Ever going back to Azure?
I most definitely hope I have to, but it will only happen when it makes sense. When is that? Well, I think Azure could be a terrific investment if you have, for instance, large hardware needs. It would probably be cheaper to pay for an Azure subscription than buying equivalent hardware (plus you spare yourself some system administration work if you go the Azure route, of course).
If Would Be Better generated huge amounts of traffic, or even better, money, I would have quite definitely stayed on Windows Azure; unfortunately, both things are quite a long way away.
What I’ll miss
Easy. Two things mainly:
1) The incredible Staging/Production environments: That’s right, with every Azure subscription you get the ability to deploy your app to a Staging environment, and when you decide it’s stable, promote it to production with no downtime.

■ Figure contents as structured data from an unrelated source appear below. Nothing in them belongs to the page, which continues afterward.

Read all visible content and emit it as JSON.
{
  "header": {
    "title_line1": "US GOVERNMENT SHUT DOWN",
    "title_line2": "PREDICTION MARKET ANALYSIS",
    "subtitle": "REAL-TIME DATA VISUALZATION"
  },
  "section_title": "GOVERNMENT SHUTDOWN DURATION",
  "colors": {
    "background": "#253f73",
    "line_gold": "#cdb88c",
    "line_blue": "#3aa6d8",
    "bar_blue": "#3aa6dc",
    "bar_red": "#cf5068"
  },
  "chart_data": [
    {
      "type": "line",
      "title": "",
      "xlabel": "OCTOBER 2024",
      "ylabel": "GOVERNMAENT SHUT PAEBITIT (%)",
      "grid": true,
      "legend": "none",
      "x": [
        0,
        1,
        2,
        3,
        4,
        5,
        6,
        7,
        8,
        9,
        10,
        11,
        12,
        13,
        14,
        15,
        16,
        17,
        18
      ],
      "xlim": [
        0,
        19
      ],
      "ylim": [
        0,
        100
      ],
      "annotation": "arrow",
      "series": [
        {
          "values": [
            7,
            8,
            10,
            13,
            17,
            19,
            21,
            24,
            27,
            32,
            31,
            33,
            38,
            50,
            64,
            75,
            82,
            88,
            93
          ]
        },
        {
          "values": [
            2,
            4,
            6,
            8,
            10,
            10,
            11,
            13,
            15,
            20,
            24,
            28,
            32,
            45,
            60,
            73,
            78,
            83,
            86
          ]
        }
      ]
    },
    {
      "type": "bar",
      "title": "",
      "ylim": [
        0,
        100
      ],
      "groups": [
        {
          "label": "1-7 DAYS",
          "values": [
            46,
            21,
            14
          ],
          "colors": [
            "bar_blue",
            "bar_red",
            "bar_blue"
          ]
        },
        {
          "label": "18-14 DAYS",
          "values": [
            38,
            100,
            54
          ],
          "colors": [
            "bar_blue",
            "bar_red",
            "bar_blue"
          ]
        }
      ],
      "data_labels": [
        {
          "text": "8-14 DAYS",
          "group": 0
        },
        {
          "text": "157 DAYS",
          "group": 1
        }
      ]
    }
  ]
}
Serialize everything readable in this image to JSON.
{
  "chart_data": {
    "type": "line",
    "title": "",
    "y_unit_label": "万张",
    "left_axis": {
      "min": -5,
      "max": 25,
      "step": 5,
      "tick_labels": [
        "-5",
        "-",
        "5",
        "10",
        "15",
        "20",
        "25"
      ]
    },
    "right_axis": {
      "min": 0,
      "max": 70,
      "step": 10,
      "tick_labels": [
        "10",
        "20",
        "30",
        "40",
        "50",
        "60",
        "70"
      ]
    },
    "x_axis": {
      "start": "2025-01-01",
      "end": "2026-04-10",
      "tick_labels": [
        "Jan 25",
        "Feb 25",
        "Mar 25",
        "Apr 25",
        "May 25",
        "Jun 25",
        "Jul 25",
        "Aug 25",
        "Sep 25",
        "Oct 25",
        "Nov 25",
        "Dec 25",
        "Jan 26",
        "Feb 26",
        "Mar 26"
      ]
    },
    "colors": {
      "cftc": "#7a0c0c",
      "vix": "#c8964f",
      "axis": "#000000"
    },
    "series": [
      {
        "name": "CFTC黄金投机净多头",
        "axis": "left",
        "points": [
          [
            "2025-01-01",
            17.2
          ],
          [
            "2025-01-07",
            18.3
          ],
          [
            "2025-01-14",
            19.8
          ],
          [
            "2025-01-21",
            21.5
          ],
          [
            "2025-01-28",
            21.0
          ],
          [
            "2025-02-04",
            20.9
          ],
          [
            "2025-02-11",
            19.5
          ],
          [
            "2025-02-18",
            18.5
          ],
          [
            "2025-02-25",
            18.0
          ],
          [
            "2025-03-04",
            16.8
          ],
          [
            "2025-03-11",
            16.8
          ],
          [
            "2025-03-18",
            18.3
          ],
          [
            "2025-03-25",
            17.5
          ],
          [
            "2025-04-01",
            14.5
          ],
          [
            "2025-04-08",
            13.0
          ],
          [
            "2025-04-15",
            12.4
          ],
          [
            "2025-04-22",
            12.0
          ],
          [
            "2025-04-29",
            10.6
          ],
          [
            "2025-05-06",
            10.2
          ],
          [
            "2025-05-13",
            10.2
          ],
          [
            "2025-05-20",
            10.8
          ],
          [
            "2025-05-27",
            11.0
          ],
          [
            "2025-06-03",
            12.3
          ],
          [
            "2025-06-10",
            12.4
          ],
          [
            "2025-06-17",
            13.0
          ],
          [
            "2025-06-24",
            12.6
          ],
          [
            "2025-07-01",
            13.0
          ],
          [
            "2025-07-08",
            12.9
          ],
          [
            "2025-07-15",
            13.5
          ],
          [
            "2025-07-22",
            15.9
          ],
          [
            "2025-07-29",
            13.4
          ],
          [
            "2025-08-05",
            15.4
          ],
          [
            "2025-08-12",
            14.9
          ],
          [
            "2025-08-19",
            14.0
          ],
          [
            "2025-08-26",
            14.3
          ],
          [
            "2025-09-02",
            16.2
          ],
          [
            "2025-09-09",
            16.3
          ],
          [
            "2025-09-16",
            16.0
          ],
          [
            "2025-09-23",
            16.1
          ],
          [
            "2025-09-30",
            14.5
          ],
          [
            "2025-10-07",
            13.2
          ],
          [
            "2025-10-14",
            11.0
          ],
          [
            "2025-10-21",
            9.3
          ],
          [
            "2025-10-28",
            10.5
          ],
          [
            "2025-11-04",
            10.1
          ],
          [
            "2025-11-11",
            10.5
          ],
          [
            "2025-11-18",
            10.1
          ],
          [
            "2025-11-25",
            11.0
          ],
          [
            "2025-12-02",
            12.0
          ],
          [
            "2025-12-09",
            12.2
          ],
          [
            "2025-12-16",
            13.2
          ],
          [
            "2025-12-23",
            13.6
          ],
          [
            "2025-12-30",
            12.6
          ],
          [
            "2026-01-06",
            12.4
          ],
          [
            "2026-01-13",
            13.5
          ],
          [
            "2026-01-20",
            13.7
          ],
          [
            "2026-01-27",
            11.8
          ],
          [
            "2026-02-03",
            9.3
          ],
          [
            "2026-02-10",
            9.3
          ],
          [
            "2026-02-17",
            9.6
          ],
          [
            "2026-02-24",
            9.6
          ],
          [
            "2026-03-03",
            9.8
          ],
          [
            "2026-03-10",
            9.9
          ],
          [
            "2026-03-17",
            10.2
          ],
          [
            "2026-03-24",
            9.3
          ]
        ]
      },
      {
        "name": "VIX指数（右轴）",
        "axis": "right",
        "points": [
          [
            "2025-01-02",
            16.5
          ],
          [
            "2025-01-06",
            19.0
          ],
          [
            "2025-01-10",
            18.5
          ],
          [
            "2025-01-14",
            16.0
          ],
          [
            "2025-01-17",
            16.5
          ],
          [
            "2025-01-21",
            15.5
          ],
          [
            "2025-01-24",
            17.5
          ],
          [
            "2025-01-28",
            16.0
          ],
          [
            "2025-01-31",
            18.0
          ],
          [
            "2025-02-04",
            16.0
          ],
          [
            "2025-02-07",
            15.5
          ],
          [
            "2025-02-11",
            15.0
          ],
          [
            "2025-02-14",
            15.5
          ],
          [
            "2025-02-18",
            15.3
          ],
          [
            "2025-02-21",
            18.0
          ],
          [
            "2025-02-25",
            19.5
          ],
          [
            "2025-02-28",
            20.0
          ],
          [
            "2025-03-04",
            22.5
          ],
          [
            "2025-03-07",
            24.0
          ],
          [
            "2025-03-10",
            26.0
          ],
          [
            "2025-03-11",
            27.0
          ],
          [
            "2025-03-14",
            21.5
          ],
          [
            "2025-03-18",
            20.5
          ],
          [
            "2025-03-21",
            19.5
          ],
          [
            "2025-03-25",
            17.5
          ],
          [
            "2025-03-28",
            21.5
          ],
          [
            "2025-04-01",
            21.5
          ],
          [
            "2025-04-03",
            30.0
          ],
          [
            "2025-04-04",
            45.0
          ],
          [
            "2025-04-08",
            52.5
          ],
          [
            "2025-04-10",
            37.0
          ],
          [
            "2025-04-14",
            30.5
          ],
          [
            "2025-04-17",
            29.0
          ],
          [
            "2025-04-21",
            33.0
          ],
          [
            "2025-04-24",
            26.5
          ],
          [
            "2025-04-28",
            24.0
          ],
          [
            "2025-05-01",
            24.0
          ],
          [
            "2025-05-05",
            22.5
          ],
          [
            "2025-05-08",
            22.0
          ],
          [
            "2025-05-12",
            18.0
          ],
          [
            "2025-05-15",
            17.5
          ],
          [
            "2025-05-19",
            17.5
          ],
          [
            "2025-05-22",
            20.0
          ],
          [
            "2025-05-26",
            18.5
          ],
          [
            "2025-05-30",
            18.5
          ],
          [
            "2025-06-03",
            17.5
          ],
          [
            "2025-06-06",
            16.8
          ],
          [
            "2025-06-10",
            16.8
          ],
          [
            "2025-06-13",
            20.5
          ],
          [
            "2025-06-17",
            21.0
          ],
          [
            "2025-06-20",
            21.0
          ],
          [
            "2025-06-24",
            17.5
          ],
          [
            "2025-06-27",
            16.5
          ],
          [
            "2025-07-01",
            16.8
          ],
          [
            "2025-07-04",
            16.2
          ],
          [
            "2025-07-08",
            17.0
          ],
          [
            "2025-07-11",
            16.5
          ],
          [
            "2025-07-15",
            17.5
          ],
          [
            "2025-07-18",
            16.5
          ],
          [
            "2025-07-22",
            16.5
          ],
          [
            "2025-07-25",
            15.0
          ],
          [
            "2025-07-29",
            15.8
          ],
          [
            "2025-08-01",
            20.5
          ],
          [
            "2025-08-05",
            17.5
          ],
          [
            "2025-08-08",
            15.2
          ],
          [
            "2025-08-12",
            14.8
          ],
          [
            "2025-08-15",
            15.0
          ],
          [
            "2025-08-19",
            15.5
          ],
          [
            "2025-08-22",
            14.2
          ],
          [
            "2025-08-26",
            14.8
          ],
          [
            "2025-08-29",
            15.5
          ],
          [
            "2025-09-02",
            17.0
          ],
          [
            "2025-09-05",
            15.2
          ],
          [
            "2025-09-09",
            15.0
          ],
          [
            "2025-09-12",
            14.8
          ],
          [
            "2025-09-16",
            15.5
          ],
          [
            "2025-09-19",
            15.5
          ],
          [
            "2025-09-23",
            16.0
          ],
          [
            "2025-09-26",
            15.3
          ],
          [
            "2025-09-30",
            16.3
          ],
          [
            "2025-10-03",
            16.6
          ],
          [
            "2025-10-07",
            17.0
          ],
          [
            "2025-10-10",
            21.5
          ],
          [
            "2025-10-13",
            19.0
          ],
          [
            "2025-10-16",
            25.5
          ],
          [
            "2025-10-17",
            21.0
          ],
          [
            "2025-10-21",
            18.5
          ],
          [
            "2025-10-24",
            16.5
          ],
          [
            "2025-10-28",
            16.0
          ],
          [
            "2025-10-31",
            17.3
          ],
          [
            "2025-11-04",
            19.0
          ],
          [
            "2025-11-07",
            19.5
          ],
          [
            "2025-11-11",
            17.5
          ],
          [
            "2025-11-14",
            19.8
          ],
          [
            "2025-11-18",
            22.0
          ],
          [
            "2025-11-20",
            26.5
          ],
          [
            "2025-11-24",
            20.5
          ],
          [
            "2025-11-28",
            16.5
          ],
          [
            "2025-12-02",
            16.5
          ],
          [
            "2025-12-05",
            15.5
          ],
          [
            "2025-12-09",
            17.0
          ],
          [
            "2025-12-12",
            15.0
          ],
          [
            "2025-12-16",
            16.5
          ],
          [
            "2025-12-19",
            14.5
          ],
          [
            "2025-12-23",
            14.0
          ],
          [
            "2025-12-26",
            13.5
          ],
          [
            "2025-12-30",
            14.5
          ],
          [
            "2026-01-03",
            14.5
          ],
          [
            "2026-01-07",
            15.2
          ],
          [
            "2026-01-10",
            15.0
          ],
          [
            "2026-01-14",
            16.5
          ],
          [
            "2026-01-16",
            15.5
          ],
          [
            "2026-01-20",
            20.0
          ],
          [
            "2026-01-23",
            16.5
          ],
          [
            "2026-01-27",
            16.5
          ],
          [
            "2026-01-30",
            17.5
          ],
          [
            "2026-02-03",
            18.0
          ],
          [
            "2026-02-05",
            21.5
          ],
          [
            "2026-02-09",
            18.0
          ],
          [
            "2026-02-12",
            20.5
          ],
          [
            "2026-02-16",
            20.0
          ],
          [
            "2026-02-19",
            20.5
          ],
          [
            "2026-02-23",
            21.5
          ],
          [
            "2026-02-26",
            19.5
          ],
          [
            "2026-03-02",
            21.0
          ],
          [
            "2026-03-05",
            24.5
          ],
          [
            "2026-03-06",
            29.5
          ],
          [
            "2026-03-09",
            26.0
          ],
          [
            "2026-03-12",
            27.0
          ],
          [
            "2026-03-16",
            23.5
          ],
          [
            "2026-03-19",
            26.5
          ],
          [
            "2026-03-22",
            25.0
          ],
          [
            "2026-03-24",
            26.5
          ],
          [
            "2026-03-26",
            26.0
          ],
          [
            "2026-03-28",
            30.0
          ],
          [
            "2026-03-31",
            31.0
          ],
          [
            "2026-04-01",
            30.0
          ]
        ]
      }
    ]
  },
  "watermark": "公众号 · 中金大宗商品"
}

2) Being able to say I’ve got an app hosted on Windows Azure ![]()
What I won’t miss
This one’s easy too: Having to wait 10 to 20 minutes (10 to 20!) for a deployment to complete, plus another 5 when you want to promote it to production. This one just drove me insane every time. Imagine what happens when you realize you have a typo in one of your views, or discover a small error in a JavaScript file. Despair, that’s what.
And being fair again, I’ve seen de deployment times go down over the last couple of months so it could just be that somebody is listening… ![]()

It is really make sense that you mentioned the reality of Windows Azure - that the cloud services are the way to get more money for the same services by re-packaging them to the brand new experience.